Some Recent Insights on Transfer Learning
A common situation in Machine Learning is one where training data is not fully representative of a target population due to bias in the sampling mechanism or high costs in sampling the target population; in such situations, we aim to ’transfer’ relevant information from the training data (a.k.a. source data) to the target application. How much information is in the source data? How much target data should we collect if any? These are all practical questions that depend crucially on 'how far' the source domain is from the target. However, how to properly measure 'distance' between source and target domains remains largely unclear.

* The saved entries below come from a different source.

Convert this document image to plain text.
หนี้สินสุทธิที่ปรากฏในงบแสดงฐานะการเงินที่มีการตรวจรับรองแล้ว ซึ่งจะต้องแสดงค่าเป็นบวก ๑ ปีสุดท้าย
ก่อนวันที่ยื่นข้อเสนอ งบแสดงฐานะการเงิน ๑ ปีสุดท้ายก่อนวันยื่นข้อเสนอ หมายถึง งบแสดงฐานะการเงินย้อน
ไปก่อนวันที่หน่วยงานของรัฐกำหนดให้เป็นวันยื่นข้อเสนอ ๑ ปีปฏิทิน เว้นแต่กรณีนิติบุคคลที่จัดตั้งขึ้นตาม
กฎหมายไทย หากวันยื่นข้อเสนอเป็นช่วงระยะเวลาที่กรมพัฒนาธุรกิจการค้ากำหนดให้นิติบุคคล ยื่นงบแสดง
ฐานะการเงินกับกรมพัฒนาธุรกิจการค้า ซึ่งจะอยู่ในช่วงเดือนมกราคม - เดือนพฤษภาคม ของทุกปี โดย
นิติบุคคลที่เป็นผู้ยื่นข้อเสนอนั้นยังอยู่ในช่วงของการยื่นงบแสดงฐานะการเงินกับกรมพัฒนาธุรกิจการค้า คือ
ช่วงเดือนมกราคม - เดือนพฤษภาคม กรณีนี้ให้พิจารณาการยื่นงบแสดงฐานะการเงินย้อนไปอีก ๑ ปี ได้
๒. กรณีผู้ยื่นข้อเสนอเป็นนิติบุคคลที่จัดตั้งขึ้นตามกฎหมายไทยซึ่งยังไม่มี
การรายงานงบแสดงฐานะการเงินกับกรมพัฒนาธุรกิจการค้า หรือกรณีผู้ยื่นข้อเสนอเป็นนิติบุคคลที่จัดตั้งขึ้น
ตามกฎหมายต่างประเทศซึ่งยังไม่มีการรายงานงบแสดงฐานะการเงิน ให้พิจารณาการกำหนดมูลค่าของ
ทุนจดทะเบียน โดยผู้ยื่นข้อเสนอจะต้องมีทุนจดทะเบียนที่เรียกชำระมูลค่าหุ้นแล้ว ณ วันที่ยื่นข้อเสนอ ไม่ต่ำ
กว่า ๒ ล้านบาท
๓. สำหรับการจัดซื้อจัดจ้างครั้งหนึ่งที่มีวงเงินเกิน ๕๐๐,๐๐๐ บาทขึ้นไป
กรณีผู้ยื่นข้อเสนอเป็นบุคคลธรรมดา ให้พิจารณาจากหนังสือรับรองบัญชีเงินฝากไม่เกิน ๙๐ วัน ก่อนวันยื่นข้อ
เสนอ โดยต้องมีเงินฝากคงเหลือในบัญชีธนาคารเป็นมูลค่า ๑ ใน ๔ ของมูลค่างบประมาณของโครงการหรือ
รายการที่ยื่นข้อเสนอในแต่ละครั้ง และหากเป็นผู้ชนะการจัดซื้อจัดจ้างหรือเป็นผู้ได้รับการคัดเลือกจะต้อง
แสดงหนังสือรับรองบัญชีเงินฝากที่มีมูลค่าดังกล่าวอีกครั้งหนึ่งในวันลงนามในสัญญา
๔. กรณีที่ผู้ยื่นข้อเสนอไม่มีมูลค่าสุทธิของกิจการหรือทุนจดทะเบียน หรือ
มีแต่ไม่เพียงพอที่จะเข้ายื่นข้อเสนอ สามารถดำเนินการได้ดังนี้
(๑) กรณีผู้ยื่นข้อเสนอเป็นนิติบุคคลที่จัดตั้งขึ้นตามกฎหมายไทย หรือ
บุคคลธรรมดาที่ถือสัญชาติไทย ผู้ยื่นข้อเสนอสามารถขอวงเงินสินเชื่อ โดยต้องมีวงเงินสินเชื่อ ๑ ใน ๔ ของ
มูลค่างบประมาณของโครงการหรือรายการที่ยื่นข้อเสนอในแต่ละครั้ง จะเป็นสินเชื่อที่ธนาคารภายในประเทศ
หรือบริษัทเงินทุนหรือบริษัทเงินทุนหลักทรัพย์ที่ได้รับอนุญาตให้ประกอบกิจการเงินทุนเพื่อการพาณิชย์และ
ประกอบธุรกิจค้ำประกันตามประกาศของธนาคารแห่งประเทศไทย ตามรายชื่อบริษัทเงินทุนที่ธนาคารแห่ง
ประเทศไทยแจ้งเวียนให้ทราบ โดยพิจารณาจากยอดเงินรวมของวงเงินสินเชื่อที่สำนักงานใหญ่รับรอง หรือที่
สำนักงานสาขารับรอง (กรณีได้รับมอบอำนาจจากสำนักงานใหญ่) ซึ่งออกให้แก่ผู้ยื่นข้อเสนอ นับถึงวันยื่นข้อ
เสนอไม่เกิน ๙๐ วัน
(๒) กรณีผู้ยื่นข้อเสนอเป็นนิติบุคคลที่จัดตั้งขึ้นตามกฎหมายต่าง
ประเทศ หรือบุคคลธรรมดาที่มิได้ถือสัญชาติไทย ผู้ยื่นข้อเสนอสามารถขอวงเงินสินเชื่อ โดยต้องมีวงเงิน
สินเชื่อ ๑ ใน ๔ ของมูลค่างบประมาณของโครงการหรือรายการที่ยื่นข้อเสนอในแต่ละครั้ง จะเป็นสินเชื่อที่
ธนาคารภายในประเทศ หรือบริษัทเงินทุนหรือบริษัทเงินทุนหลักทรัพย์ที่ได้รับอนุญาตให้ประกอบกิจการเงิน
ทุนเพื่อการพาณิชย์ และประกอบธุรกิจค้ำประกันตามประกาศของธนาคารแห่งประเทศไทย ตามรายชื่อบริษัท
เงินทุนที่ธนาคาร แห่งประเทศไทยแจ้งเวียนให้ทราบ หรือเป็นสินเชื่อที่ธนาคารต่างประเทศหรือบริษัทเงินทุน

In this talk we will argue that much of the traditional notions of 'distance' (e.g. KL-divergence, extensions of TV such as D_A discrepancy, density-ratios, Wasserstein distance) can yield an over-pessimistic picture of transferability. Instead, we show that some new notions of 'relative dimension' between source and target (which we simply term 'transfer-exponents') capture a continuum from easy to hard transfer. Transfer-exponents uncover a rich set of situations where transfer is possible even at fast rates, helps answer questions such as the benefit of unlabeled or labeled target data, yields a sense of optimal vs suboptimal transfer heuristics, and have interesting implications for related problems such as multi-task learning.
Finally, transfer-exponents provide guidance as to *how* to efficiently sample target data so as to guarantee improvement over source data alone. We illustrate these new insights through various simulations on controlled data, and on the popular CIFAR-10 image dataset.
The talk is based on work with Guillaume Martinet, and ongoing work with Steve Hanneke.